What packages does Insights cover?
The project scans all the available packages it can discover, either by reading the package home site for a system like npm, or by scanning GitHub and other repository hosting sites.
The project currently supports Cargo (Rust), Go’s module system, Maven (Java), npm (Node.js), NuGet (.NET) and PyPI (Python). At the moment, Insights can only analyze systems, like these, with a known packaging model, since it needs the packaging information to construct the dependency graph. This means that, for now at least, there is no data for C or C++, which do not have a clear packaging model.
What systems will it cover in the future?
We are working to include a number of other packaging systems. There is a fair bit of work to do for each system we add, though, so we cannot predict just when new systems will be supported or what they will be.
How fresh is the information?
The Insights service’s view of a package is updated by two independent mechanisms. Several feeds maintain the information for packages being actively updated. Meanwhile a background scan visits every known package at a constant rate to catch any updates that might be missed.
As a result, the data for commonly used packages is usually fresh, up to date to within an hour or so. Quiescent or obsolete packages can be presented with staler data, however.

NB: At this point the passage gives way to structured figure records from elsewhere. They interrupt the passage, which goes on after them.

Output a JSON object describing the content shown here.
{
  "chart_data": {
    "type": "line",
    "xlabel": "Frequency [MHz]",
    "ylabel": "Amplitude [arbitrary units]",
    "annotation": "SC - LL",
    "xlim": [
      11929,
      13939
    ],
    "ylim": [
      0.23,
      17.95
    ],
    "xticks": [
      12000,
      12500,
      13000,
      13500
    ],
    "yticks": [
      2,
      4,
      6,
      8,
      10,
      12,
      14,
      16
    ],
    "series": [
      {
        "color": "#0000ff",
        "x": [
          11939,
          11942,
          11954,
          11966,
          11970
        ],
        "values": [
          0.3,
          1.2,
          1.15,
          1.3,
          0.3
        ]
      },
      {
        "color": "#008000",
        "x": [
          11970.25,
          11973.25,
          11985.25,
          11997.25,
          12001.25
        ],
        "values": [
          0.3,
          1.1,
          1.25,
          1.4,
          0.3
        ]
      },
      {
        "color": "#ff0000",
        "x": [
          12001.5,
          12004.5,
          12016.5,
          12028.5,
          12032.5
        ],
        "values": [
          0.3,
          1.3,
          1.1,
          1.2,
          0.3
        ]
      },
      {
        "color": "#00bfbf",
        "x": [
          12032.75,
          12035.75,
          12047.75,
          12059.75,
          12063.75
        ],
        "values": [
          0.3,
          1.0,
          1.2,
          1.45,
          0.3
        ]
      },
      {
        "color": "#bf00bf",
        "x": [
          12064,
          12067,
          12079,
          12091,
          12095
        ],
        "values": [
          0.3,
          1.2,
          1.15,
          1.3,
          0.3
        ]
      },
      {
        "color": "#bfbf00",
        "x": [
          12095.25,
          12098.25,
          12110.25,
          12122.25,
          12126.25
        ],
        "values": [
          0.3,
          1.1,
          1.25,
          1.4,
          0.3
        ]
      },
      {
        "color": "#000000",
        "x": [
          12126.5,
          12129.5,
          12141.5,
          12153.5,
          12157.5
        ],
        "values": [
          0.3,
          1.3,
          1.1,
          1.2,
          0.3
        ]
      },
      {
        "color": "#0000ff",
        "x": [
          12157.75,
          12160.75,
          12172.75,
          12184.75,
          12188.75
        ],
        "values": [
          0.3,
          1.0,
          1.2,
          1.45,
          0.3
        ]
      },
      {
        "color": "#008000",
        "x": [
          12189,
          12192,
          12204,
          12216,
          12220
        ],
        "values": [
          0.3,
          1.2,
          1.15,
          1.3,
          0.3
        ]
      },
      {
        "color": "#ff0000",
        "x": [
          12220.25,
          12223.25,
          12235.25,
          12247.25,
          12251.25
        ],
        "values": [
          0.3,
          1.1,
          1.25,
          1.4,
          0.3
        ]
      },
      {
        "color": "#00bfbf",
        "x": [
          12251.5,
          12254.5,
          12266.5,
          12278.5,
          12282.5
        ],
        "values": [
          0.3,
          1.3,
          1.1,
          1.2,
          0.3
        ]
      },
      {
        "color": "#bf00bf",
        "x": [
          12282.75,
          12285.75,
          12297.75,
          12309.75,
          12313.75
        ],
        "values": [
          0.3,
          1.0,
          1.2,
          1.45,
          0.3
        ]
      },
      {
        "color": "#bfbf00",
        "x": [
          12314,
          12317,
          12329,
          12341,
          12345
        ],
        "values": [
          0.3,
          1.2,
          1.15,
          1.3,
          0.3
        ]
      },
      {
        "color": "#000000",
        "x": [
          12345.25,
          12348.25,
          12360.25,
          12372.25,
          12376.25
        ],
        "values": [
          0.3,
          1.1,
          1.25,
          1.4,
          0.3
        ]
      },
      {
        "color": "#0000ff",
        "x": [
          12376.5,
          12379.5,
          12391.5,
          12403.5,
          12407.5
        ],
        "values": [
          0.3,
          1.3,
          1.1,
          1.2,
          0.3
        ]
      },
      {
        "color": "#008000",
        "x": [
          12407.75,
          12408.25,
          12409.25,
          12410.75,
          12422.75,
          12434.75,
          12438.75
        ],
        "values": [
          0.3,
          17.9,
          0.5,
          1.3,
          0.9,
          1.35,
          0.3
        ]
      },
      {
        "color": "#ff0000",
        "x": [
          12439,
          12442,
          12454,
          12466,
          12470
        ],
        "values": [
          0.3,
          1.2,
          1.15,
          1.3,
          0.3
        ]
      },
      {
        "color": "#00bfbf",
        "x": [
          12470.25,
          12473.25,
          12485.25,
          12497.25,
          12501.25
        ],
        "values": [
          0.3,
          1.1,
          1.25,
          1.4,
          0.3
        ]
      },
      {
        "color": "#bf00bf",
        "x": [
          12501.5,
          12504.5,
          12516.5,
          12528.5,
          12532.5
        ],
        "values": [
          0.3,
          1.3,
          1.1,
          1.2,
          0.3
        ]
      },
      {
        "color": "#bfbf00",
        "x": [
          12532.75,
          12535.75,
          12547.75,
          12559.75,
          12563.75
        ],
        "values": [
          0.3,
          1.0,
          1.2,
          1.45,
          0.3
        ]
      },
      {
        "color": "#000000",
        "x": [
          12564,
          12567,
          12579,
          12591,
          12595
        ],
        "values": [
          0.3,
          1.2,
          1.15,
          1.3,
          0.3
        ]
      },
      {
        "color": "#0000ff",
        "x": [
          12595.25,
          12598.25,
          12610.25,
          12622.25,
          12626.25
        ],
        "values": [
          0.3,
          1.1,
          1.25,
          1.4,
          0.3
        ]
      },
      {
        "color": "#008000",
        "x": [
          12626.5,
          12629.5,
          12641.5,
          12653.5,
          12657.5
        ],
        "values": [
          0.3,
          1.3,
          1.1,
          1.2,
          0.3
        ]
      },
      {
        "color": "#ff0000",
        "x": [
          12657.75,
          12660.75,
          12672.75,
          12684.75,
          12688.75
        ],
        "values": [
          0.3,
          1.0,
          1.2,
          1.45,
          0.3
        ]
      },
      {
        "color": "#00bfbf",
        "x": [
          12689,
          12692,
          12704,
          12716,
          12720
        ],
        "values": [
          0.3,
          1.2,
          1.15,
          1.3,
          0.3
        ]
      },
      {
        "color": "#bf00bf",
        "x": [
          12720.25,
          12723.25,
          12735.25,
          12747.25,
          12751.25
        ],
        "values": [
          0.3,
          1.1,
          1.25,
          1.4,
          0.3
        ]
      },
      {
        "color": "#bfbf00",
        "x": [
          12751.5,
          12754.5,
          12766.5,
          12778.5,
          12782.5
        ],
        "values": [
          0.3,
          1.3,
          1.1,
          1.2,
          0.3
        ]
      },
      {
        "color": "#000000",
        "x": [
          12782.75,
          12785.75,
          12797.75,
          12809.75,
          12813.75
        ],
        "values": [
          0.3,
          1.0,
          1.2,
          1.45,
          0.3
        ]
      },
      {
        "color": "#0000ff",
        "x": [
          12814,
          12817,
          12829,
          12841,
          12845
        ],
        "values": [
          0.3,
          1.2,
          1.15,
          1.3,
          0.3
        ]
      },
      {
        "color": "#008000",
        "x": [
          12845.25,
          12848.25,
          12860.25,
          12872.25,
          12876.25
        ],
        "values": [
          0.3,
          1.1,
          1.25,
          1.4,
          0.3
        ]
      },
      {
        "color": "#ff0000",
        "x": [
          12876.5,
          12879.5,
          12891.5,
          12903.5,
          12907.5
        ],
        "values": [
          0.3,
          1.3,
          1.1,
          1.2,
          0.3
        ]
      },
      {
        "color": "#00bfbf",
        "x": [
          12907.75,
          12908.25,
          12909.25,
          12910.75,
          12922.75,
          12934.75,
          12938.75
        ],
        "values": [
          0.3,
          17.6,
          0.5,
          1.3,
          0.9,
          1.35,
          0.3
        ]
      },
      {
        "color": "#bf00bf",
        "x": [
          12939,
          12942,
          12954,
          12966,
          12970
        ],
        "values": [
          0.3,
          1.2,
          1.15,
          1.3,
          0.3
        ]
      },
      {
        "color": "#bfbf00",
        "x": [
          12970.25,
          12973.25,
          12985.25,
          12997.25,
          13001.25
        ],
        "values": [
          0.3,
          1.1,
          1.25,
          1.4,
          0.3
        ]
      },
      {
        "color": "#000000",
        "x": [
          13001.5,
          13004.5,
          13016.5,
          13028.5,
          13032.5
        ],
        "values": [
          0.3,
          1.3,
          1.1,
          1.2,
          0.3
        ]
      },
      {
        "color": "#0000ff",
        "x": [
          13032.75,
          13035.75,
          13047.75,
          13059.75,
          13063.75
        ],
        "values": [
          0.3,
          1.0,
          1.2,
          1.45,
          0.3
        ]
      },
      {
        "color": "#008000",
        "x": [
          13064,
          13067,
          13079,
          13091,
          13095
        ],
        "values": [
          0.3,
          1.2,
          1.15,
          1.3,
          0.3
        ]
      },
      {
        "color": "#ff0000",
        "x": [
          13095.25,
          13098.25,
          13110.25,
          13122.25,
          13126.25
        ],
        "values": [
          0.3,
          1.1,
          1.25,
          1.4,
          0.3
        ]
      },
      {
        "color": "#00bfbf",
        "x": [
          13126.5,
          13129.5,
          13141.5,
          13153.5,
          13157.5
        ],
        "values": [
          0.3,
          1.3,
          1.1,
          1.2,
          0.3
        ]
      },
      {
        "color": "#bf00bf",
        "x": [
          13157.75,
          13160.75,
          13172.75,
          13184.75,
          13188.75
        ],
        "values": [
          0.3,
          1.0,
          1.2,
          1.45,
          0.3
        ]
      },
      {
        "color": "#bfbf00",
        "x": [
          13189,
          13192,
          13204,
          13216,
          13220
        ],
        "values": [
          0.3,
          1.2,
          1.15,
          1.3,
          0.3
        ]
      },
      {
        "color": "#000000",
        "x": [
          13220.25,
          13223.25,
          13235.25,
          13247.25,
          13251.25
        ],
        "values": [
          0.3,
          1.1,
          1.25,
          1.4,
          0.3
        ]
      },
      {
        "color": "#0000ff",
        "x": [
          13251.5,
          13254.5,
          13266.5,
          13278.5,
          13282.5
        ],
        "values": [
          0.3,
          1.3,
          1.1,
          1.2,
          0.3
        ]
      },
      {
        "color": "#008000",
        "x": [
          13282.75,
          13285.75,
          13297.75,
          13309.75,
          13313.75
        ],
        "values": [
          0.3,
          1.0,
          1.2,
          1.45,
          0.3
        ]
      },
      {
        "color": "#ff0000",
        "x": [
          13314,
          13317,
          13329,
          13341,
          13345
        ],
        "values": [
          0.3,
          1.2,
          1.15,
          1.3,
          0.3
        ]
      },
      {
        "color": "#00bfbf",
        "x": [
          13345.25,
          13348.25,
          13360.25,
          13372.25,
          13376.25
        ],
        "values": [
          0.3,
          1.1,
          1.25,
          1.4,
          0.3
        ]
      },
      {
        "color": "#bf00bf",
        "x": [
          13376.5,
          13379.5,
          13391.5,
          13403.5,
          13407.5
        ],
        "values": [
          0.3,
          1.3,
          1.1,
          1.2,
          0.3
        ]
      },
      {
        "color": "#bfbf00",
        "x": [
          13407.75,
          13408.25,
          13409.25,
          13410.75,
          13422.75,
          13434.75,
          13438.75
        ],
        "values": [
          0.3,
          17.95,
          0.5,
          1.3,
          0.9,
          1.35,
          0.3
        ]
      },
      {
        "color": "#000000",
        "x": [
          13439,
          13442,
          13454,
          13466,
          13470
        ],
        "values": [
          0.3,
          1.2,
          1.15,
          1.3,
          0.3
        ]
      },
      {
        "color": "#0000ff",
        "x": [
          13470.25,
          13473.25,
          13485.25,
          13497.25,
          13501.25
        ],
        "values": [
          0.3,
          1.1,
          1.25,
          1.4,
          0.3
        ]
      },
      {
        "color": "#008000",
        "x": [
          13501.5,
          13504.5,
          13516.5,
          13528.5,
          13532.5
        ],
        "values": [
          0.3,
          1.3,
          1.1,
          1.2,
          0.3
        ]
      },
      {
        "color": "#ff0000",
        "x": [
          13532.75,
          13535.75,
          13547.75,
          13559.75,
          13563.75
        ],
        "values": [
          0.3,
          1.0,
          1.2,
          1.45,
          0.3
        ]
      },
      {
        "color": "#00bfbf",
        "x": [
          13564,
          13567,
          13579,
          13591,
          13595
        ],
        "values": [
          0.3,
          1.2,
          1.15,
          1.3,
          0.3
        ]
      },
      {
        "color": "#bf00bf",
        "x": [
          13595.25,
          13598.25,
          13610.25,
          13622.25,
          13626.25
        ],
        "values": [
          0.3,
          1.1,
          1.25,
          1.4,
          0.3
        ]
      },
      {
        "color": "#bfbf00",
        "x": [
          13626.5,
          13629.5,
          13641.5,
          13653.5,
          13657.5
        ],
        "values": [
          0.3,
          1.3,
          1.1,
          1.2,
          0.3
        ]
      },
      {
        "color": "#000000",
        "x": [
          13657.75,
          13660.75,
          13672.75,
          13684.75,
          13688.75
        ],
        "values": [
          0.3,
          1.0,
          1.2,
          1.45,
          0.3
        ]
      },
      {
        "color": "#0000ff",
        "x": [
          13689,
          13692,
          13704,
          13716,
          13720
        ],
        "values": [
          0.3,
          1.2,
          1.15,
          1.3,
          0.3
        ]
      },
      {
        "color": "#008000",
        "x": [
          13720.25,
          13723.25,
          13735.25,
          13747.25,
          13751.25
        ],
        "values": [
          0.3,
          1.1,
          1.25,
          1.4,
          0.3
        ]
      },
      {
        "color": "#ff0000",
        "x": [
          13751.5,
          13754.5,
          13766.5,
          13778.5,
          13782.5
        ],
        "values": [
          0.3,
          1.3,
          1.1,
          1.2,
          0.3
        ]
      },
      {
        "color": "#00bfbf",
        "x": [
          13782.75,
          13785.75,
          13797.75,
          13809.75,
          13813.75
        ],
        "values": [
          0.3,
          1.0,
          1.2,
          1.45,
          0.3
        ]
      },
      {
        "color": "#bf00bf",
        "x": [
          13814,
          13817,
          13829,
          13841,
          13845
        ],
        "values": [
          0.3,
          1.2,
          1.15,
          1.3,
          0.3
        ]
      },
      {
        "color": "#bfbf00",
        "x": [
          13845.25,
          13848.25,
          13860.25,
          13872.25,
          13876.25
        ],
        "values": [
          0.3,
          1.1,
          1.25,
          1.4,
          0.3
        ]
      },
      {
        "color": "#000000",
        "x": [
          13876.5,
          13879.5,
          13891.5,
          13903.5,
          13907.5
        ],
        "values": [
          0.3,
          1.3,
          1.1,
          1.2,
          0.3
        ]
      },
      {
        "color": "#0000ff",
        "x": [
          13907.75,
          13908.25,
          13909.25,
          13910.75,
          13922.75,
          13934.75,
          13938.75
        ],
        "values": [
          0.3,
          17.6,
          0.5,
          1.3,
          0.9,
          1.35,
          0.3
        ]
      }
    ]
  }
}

There is no mechanism for users to trigger an update.
How accurate is the information?
The Insights team has independent implementations of the resolve algorithms that compute the dependencies for a package. These have been tested against the “native” implementations, and given identical inputs the results agree closely: 99% or higher, often much higher. Differences can arise because of version skew, undocumented or obscure features of the packaging model, input from the build system not available to us, and other factors.
Be aware, too, that the dependency graph for a package is not always a unique item, as it can depend on whether test or other dependencies are included, what features are enabled, and so on. Since the graph calculation is transitive, even a small change in any detail of the dependency specification can affect the entire graph.
How are licenses determined?
For Cargo, Maven, npm, NuGet and PyPI, license information is read from the package metadata. For Go, license information is determined using the licensecheck package.
License information shown is not intended to be legal advice, and you should independently verify the license or terms of any software for your own needs.
We identify licenses as SPDX expressions. When there is no associated SPDX identifier, we indicate the license is non-standard. When we are unable to obtain license information, we indicate the license is unknown.
Is this open source?
The underlying platform is not open source, although some pieces, such as the licensecheck package, are available.
How can I get more information or ask for new features?
Feel free to contact us at email@example.com.
Who is that creature on the web page?
That’s our team mascot, Ol’ Cap’n Napkins, designed by Renee French and copyrighted by Google LLC.